Dazu nutzen sie die schwachen Bilanzregeln des deutschen Handelsgesetzbuchs (HGB). Die Conduits, oft auch Zweckgesellschaften genannt, operieren wie hundertprozentig beherrschte Tochtergesellschaften, offiziell sind sie aber Eigentum eines Treuhänders oder eines Trusts - ein juristischer Taschenspielertrick. Sie müssen nach HGB nun nicht mehr als Geschäfte von Tochterfirmen bilanziert werden.

Die Geldhäuser bezeichnen sich ganz nobel nur noch als Sponsor oder Originator der Conduits. Die Geschäfte werden trotzdem häufig komplett in den Büros der deutschen Bankzentralen betrieben. In Delaware gibt es nichts außer einem Treuhänder und einer Briefadresse. Dass die Banken tatsächlich über ein komplexes Geflecht von verbindlichen Verträgen für alle Verluste der Conduits haften, verheimlichen sie in ihren Jahresabschlüssen. So werden die Geldhäuser zur Blackbox.

Der Conduit-Trick entlastet die Banken zudem von ihrer aufsichtsrechtlichen Pflicht, für Risikogeschäfte genug Eigenkapitalpuffer bereitzuhalten. Plötzlich können sie außerhalb der Bilanz hohe Risiken eingehen, ohne ihr Eigenkapital zu erhöhen. Und die Manager können im Jahresabschluss mit hohen Gewinnen bei relativ niedrigem Eigenkapital glänzen. Das verbessert die Eigenkapitalrendite - die wichtigste Messzahl zur Berechnung ihrer Bonuszahlungen.

Berlin, Alexanderplatz, November 2000 Im siebten Stock der Konzernzentrale der Berliner Bankgesellschaft, der heutigen Landesbank Berlin, trifft sich der Vorstand. Über die Briefkastenfirma Greico auf den Kaimaninseln werden gewaltige Risiken ausgelagert - ein wilder Bilanztrick, der über den Jahresabschluss 2000 hinüberrettet. Ein halbes Jahr später muss die Bankgesellschaft mit einer Kapitalspritze von 1,75 Mrd. Euro und einer Bürgschaft von 21,6 Mrd. vor der Pleite bewahrt werden. "The German Desease" schreibt der Journalist Mathew Rose in einem Buch über den Fall. Die Bankenaufsicht BaFin ist seit Jahren über die Probleme informiert, 20 Sonderprüfungen hat sie bis dahin veranlasst. Konsequenzen für die Landesbankenszene: keine.

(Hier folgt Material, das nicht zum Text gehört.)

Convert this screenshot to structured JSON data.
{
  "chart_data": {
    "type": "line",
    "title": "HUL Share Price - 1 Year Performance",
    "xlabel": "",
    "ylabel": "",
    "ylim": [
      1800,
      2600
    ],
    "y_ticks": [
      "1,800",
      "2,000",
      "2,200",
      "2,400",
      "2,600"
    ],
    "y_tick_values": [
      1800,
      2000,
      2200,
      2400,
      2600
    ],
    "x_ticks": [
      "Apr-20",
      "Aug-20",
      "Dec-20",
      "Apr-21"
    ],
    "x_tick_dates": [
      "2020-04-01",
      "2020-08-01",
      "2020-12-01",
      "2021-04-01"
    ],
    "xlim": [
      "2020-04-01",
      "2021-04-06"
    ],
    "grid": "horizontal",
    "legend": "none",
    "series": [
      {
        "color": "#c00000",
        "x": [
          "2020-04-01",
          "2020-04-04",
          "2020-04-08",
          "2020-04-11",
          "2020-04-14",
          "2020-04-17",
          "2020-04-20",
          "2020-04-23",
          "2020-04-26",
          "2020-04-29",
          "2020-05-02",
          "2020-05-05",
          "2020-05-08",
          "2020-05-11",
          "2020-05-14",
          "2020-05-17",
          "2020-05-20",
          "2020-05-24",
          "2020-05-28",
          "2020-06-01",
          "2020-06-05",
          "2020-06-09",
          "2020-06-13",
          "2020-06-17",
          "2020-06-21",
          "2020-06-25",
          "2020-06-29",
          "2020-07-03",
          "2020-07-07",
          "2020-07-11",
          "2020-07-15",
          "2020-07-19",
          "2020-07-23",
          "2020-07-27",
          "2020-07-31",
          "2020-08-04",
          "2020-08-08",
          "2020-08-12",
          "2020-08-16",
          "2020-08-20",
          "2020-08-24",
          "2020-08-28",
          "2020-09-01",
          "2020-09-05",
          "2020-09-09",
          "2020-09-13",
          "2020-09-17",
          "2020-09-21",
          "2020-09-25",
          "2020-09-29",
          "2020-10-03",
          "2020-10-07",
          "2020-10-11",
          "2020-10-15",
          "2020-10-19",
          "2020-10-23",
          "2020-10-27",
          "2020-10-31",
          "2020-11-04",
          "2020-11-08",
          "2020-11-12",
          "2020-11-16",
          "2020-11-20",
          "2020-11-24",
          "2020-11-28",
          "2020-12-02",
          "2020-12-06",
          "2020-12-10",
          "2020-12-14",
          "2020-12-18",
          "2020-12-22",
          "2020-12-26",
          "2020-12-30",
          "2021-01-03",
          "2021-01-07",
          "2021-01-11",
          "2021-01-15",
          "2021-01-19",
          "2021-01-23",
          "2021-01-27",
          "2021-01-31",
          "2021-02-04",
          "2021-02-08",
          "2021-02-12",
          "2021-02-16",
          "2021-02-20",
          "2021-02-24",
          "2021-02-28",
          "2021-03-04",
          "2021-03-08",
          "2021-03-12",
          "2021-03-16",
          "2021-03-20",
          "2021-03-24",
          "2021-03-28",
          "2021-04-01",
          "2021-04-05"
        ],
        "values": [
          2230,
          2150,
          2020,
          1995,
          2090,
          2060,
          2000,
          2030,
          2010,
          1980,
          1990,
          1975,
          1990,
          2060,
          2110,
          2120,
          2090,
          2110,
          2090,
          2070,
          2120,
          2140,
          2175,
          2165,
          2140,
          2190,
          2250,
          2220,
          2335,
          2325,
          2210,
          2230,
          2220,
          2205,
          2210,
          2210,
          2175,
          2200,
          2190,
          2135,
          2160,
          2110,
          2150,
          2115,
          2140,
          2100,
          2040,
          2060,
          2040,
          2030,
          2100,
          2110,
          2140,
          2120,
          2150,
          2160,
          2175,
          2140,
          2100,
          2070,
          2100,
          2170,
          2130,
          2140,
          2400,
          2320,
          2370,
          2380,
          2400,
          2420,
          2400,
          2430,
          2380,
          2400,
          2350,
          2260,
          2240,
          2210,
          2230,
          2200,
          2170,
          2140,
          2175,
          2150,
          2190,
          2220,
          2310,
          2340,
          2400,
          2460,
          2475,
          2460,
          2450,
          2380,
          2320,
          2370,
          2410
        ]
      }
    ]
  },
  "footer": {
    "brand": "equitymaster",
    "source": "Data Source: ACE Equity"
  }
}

Teil 4: Torschlusspanik bei der WestLB

Düsseldorf, Herzogstraße, Juli 2001 In der Zentrale der WestLB lässt sich Peer Steinbrück über den Geschäftsgang informieren. Seit 1998 überwacht er die rheinische Landesbank, erst als Verwaltungsrat, seit 2002 als NRW-Finanzminister. Bei der WestLB kommen die Conduit-Deals richtig in Fahrt. Es herrscht Torschlusspanik.

Die EU-Kommission will den Landesbanken, die auf den Kapitalmärkten immer größere Räder drehen, nur noch ein Jahr mit staatlichen Garantien gönnen. Die Landesfinanzpolitiker betteln um eine Gnadenfrist - mit Erfolg. Im Sommer 2001 entscheidet Brüssel: Sie dürfen sich weitere vier Jahre Geld vom Staat leihen, in unbegrenzter Höhe.

Mit diesem Geld können sie sich billig beim Staat refinanzieren und es anschließend auf den Kapitalmärkten mit verbrieften US-Hypotheken verwetten. Ihre staatlichen Verbindlichkeiten steigen allein in den kommenden vier Jahren auf mehr als 100 Mrd. Euro. Am Ende werden es über 500 Mrd. sein. Steinbrücks Landesbank geht mit dem Geborgten besonders sorglos um. Eine Milliarde Euro hat sie in der Russlandkrise verrubelt, in London setzt sie 1,7 Mrd. Euro mit einem Großkredit in den Sand. BaFin und Bundesbank prüfen und archivieren ihre Berichte.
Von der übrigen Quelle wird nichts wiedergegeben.